The Health Secretary, Wes Streeting, has commented that the deaths of Ian Coates, Barnaby Webber, and Grace O’Malley-Kumar, who were murdered by Valdo Calocane on 13 June 2023, could have been prevented with better mental health care, saying “Nottingham attack victims may still be alive if the NHS had been there when it should have been”.

Posted on 30 August 2024

Mr Streeting’s comments were in reaction to the recently published Care Quality Commission (CQC) report into the care of Calocane by Nottinghamshire Healthcare NHS Foundations Trust. The report highlighted a series of errors, omissions, and misjudgements in his care, and found that risk assessments minimised key details such as the seriousness of Calocane’s risk to others.

Calocane was diagnosed with paranoid schizophrenia three years before the attack. He regularly refused to take his medication and was having ongoing and persistent symptoms of psychosis. His increasingly violent behaviour was documented, but despite clear red flags, the risks he posed were minimised by NHS mental health services.   

Mr Streeting highlighted that there was no single point of failure in the care but said “multiple and fundamental failures on the part of the NHS to manage Calocane’s treatment in a way that not only kept him safe, but most importantly, kept others safe.” 

Following publication of the report, the Prime Minister, Sir Keir Starmer is said to be “actively considering” how best to set up a judge-led inquiry into the case, in order to deliver the accountability to the Coates, Webber and O’Malley-Kumar families.  

The concerns highlight a growing area of vulnerability within the NHS. Complex patients are often the most difficult to treat, but also pose the most risk to themselves and others if that treatment is not provided. That risk cannot and should not be ignored. 

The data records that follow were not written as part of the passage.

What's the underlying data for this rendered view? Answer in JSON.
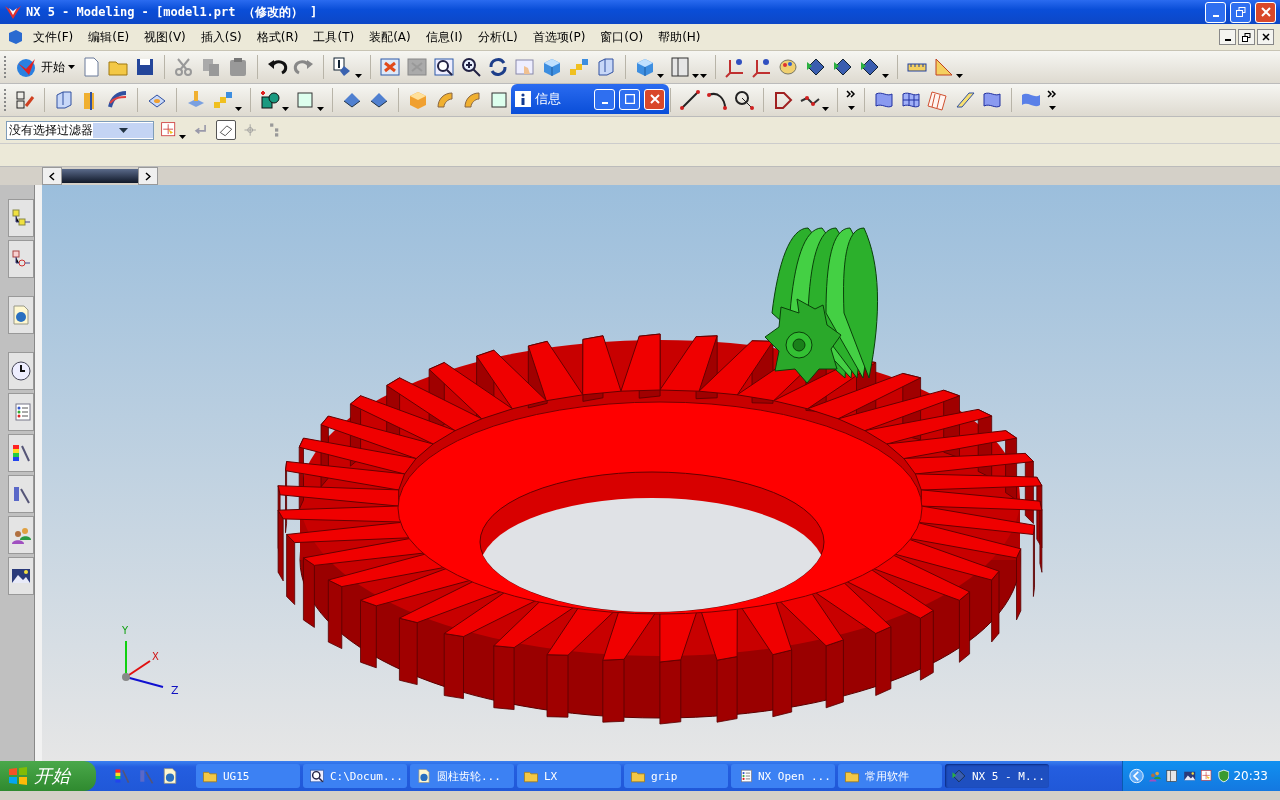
{
  "window": {
    "title": "NX 5 - Modeling - [model1.prt （修改的） ]"
  },
  "menu": [
    "文件(F)",
    "编辑(E)",
    "视图(V)",
    "插入(S)",
    "格式(R)",
    "工具(T)",
    "装配(A)",
    "信息(I)",
    "分析(L)",
    "首选项(P)",
    "窗口(O)",
    "帮助(H)"
  ],
  "toolbar": {
    "start_label": "开始"
  },
  "selection_filter": {
    "value": "没有选择过滤器"
  },
  "info_dialog": {
    "title": "信息"
  },
  "axes": {
    "x": "X",
    "y": "Y",
    "z": "Z"
  },
  "taskbar": {
    "start": "开始",
    "tasks": [
      {
        "label": "UG15",
        "selected": false
      },
      {
        "label": "C:\\Docum...",
        "selected": false
      },
      {
        "label": "圆柱齿轮...",
        "selected": false
      },
      {
        "label": "LX",
        "selected": false
      },
      {
        "label": "grip",
        "selected": false
      },
      {
        "label": "NX Open ...",
        "selected": false
      },
      {
        "label": "常用软件",
        "selected": false
      },
      {
        "label": "NX 5 - M...",
        "selected": true
      }
    ],
    "clock": "20:33"
  }
}
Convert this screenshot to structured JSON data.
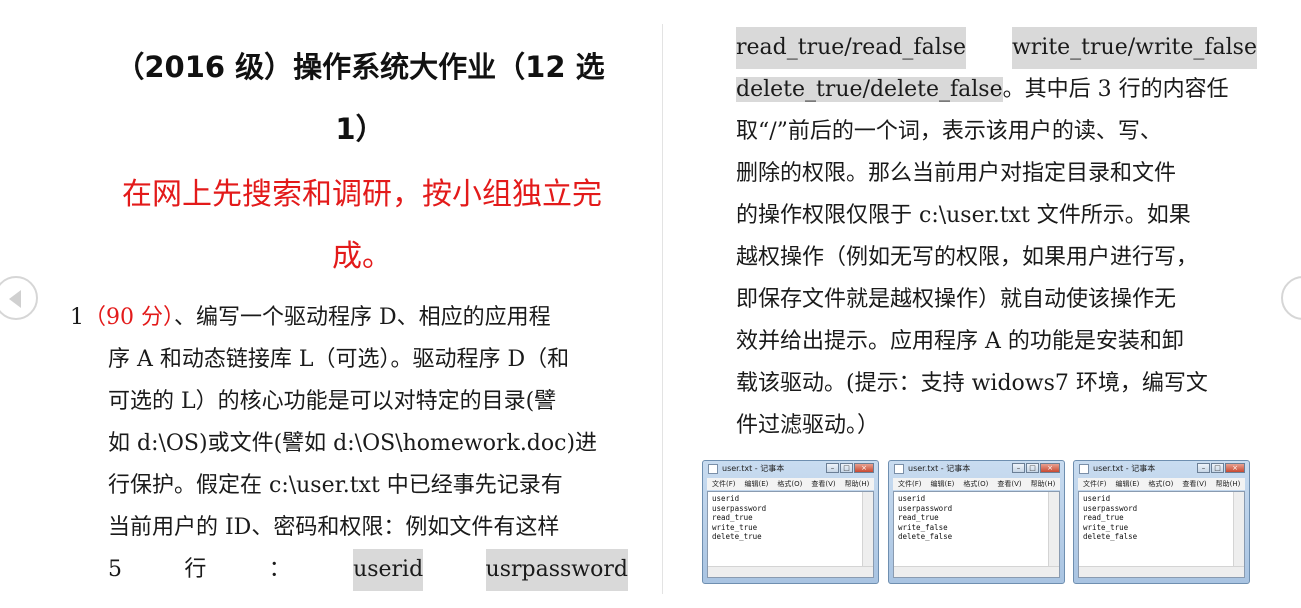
{
  "doc": {
    "title": [
      "（2016 级）操作系统大作业（12 选",
      "1）"
    ],
    "subtitle": [
      "在网上先搜索和调研，按小组独立完",
      "成。"
    ],
    "left_lines": [
      {
        "parts": [
          [
            "1",
            ""
          ],
          [
            "（90 分）",
            "red"
          ],
          [
            "、编写一个驱动程序 D、相应的应用程",
            ""
          ]
        ]
      },
      {
        "parts": [
          [
            "序 A 和动态链接库 L（可选）。驱动程序 D（和",
            ""
          ]
        ]
      },
      {
        "parts": [
          [
            "可选的 L）的核心功能是可以对特定的目录(譬",
            ""
          ]
        ]
      },
      {
        "parts": [
          [
            "如 d:\\OS)或文件(譬如 d:\\OS\\homework.doc)进",
            ""
          ]
        ]
      },
      {
        "parts": [
          [
            "行保护。假定在 c:\\user.txt 中已经事先记录有",
            ""
          ]
        ]
      },
      {
        "parts": [
          [
            "当前用户的 ID、密码和权限：例如文件有这样",
            ""
          ]
        ]
      },
      {
        "parts": [
          [
            "5",
            ""
          ],
          [
            "行",
            ""
          ],
          [
            "：",
            ""
          ],
          [
            "userid",
            "hl"
          ],
          [
            "usrpassword",
            "hl"
          ]
        ],
        "justify": true
      }
    ],
    "right_lines": [
      {
        "parts": [
          [
            "read_true/read_false",
            "hl"
          ],
          [
            "write_true/write_false",
            "hl"
          ]
        ],
        "justify": true
      },
      {
        "parts": [
          [
            "delete_true/delete_false",
            "hl"
          ],
          [
            "。其中后 3 行的内容任",
            ""
          ]
        ]
      },
      {
        "parts": [
          [
            "取“/”前后的一个词，表示该用户的读、写、",
            ""
          ]
        ]
      },
      {
        "parts": [
          [
            "删除的权限。那么当前用户对指定目录和文件",
            ""
          ]
        ]
      },
      {
        "parts": [
          [
            "的操作权限仅限于 c:\\user.txt 文件所示。如果",
            ""
          ]
        ]
      },
      {
        "parts": [
          [
            "越权操作（例如无写的权限，如果用户进行写，",
            ""
          ]
        ]
      },
      {
        "parts": [
          [
            "即保存文件就是越权操作）就自动使该操作无",
            ""
          ]
        ]
      },
      {
        "parts": [
          [
            "效并给出提示。应用程序 A 的功能是安装和卸",
            ""
          ]
        ]
      },
      {
        "parts": [
          [
            "载该驱动。(提示：支持 widows7 环境，编写文",
            ""
          ]
        ]
      },
      {
        "parts": [
          [
            "件过滤驱动。）",
            ""
          ]
        ]
      }
    ]
  },
  "screenshots": [
    {
      "title": "user.txt - 记事本",
      "menu": [
        "文件(F)",
        "编辑(E)",
        "格式(O)",
        "查看(V)",
        "帮助(H)"
      ],
      "lines": [
        "userid",
        "userpassword",
        "read_true",
        "write_true",
        "delete_true"
      ]
    },
    {
      "title": "user.txt - 记事本",
      "menu": [
        "文件(F)",
        "编辑(E)",
        "格式(O)",
        "查看(V)",
        "帮助(H)"
      ],
      "lines": [
        "userid",
        "userpassword",
        "read_true",
        "write_false",
        "delete_false"
      ]
    },
    {
      "title": "user.txt - 记事本",
      "menu": [
        "文件(F)",
        "编辑(E)",
        "格式(O)",
        "查看(V)",
        "帮助(H)"
      ],
      "lines": [
        "userid",
        "userpassword",
        "read_true",
        "write_true",
        "delete_false"
      ]
    }
  ],
  "window_buttons": {
    "minimize": "–",
    "maximize": "□",
    "close": "×"
  }
}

Calocane’s care highlights the importance of proper risk assessment and care planning by NHS mental health services when it comes to such patients, and of this information being appropriately fed into other contact agencies who have a duty to ensure the safety of the public. 

Specifically, there should be risk assessments that take into account all available information relevant to a patient’s risk and include the assessment of risk to themselves and others if they fail to engage, as well as a care plan that addresses that risk with a focus on achieving engagement and a plan if that is not achieved. 

Leigh Day represented the families of James Furlong, Joseph Ritchie-Bennett and David Wails, who were murdered by Khairi Saadallah in the Forbury Gardens terror attack on 20 June 2020, in the judge-led inquest into their deaths. 

Saadallah had a personality disorder and symptoms of Post-Traumatic Stress Disorder and had multiple contact with NHS mental health services in the years leading up to the attack.   

The inquest held early this year heard evidence that information relevant to Saadallah’s risk was not properly shared with other contact agencies by NHS mental health services, and that they failed to provide him the support to engage with the services.   

In his findings, the Judge Coroner found that consistent case-management and long-term therapy had a real potential to reduce Saadallah’s aggressivity, impulsivity and substance misuse, and thereby his risk to the public. 

The tragic deaths at the hands of Calocane and Saadallah show the important part that NHS mental health services play in keeping the public safe and raise serious concerns about how they are performing that function, with the need for urgent improvements to prevent similar such tragedies occurring in the future. 

Leigh Day currently represents other families who have lost loved ones in circumstances with similarities to those perpetrated by Calocane and Saadallah.